Plusieurs sources ont mentionné un groupe lié aux autorités chinoises, identifié sous le nom de code APT10, tandis qu’une autre, tout en pointant vers Pékin, a estimé peu probable leur responsabilité « en raison du mode opératoire employé ». D’après une source industrielle travaillant dans la cybersécurité, il existe également un groupe de hackers chinois spécialisés dans l’aéronautique, la branche régionale du Jiangsu (Est) du ministère de la sécurité de l’Etat (MSS), le JSSD.

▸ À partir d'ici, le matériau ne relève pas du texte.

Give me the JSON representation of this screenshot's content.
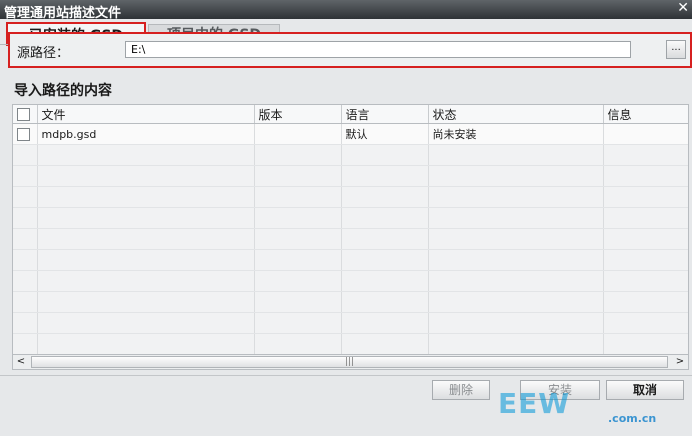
{
  "window": {
    "title": "管理通用站描述文件",
    "close_glyph": "✕"
  },
  "tabs": [
    {
      "label": "已安装的 GSD",
      "active": true
    },
    {
      "label": "项目中的 GSD",
      "active": false
    }
  ],
  "source": {
    "label": "源路径：",
    "value": "E:\\",
    "browse_label": "..."
  },
  "section": {
    "title": "导入路径的内容"
  },
  "table": {
    "columns": [
      "文件",
      "版本",
      "语言",
      "状态",
      "信息"
    ],
    "rows": [
      {
        "file": "mdpb.gsd",
        "version": "",
        "language": "默认",
        "status": "尚未安装",
        "info": ""
      }
    ],
    "empty_rows": 10
  },
  "scrollbar": {
    "left_glyph": "<",
    "right_glyph": ">",
    "grip_glyph": "|||"
  },
  "buttons": {
    "delete": "删除",
    "install": "安装",
    "cancel": "取消"
  },
  "watermark": {
    "big": "EEW",
    "small": ".com.cn"
  },
  "colors": {
    "highlight_border": "#d62020",
    "titlebar": "#3a3e42",
    "watermark": "#0096d7"
  }
}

En 2018, la justice américaine a inculpé plusieurs membres présumés du JSSD qu’elle soupçonne d’avoir piraté, au moins entre 2010 et 2015, les entreprises américaine General Electric et française Safran pour leur dérober des données sur un turboréacteur d’aviation civile, alors « qu’au même moment, une entreprise aéronautique chinoise tentait de développer un moteur similaire pour un avion fabriqué en Chine et ailleurs », selon le ministère.

« L’industrie aéronautique est le secteur qui souffre le plus de cyberattaques, principalement motivées par l’espionnage ou la recherche d’argent vu les bénéfices de cette industrie », résume Romain Bottan. « Si quelqu’un veut ralentir la production, il va rapidement identifier quel sous-traitant est critique, les +single source+, uniques dans leur pièce », dont la paralysie va entraîner « des retards dans la chaîne d’approvisionnement », explique l’expert.

Un problème dont le gouvernement français a conscience. « L’actualité nous a rappelé au cours de l’année 2019 que des groupes industriels peuvent être l’objet eux aussi de cyberattaques qui visent non pas seulement des données personnelles de leurs employés mais très directement la documentation technique des équipements que ceux-ci conçoivent », a déclaré début septembre la ministre des Armées Florence Parly, dans une référence voilée à Airbus.

Dernièrement, l’avionneur européen s’est par ailleurs retrouvé confronté en Allemagne à des soupçons d’espionnage de certains de ses salariés sur des contrats de l’armée allemande. Et ce, alors qu’il fait déjà l’objet d’autres enquêtes visant ses méthodes. Des documents paraissant confidentiels et ayant trait à des projets de la Bundeswehr se sont manifestement retrouvés entre les mains de plusieurs salariés du groupe européen. Le parquet de Munich a confirmé à l’AFP avoir ouvert une enquête concernant à ce stade 17 personnes sur le soupçon de « trahison de secrets d’entreprise », « incitation » à le faire et utilisation de ces documents.